The phase contrast principle (PC) can be employed to measure flow acceleration by using acceleration sensitive encoding gradients. The aim of this study was to evaluate a newly developed gradient optimized acceleration-sensitive PC-MRI technique with full three-directional acceleration encoding of aortic blood flow. Results were compared to standard velocity encoded phase contrast MRI. In addition, the value of acceleration induced intravoxel dephasing as a new image contrast providing information about complex and vortical flow was investigated.

12:36 71.

Novel Hybrid Real-Time Phase-Contrast Sequence
Jennifer Anne Steeden1,2, David Atkinson1, Andrew M. Taylor2, Vivek Muthurangu2
1Medical Physics, University College London, London, United Kingdom; 2Centre for Cardiovascular MR, UCL Institute of Child Health, London, United Kingdom

Real-time phase contrast (PC) imaging has a low temporal resolution because interleaved flow-encoded and compensated readouts must be acquired. We have developed a hybrid real-time PC sequence that acquires real-time flow-encoded and flow-compensated readouts in alternating blocks. The encoded data is subsequently matched to the compensated data, allowing the temporal resolution to be effectively doubled. This technique was demonstrated in 10 volunteers to adequately match the flow-compensated data to the flow-encoded data. It was also shown to accurately measure stroke volumes, with a good correlation against a reference gated sequence and an in-house real-time interleaved flow sequence.

12:48 72.

Analysis and Correction of Background Velocity Offsets in Cine Phase-Contrast Imaging Using Magnetic Field Monitoring
Daniel Giese1,2, Maximilian Haeberlin1, Christoph Barmet1, Tobias Schaeffter2, Klaas Paul Pruessmann1, Sebastian Kozerke1,2
1Institute for Biomedical Engineering, University and ETH Zurich, Zurich, Switzerland; 2Division of Imaging Sciences, King's College London, London, United Kingdom

The sensitivity of phase contrast MRI to magnetic field gradient imperfections has long been recognized and a number of image-based approaches exist to partially correct for background velocity offsets.

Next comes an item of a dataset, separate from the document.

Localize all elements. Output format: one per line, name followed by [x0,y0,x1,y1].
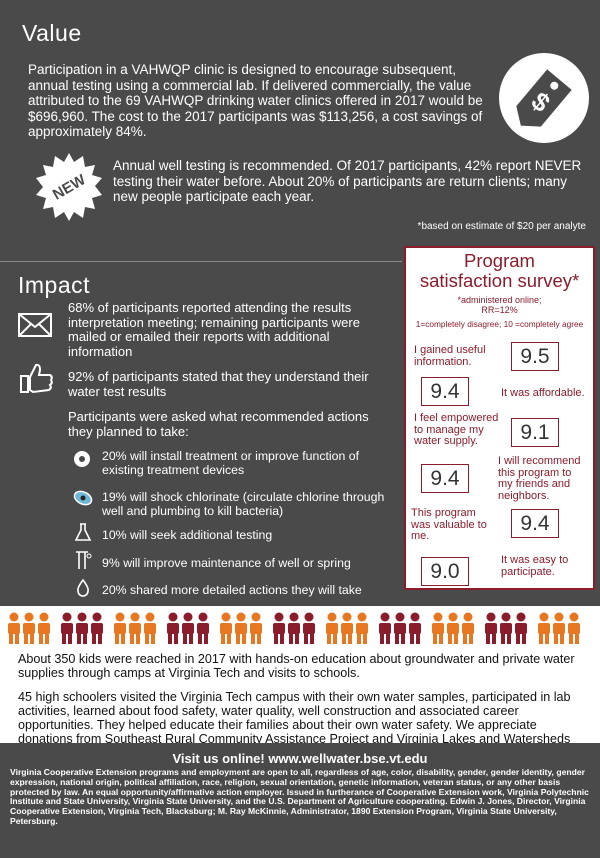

Image-based velocity offset correction assumes a sufficient number of static image pixels and often only phase offsets with 0th  and 1st order in space can be accounted for. In this work, a 16-channel magnetic field camera is employed to analyze and correct background velocity offsets in cine phase-contrast velocity imaging. It is demonstrated that phase offsets exhibit primarily constant and linear terms in space but do considerably vary in magnitude over time in triggered cine sequences necessitating heart-phase dependent correction.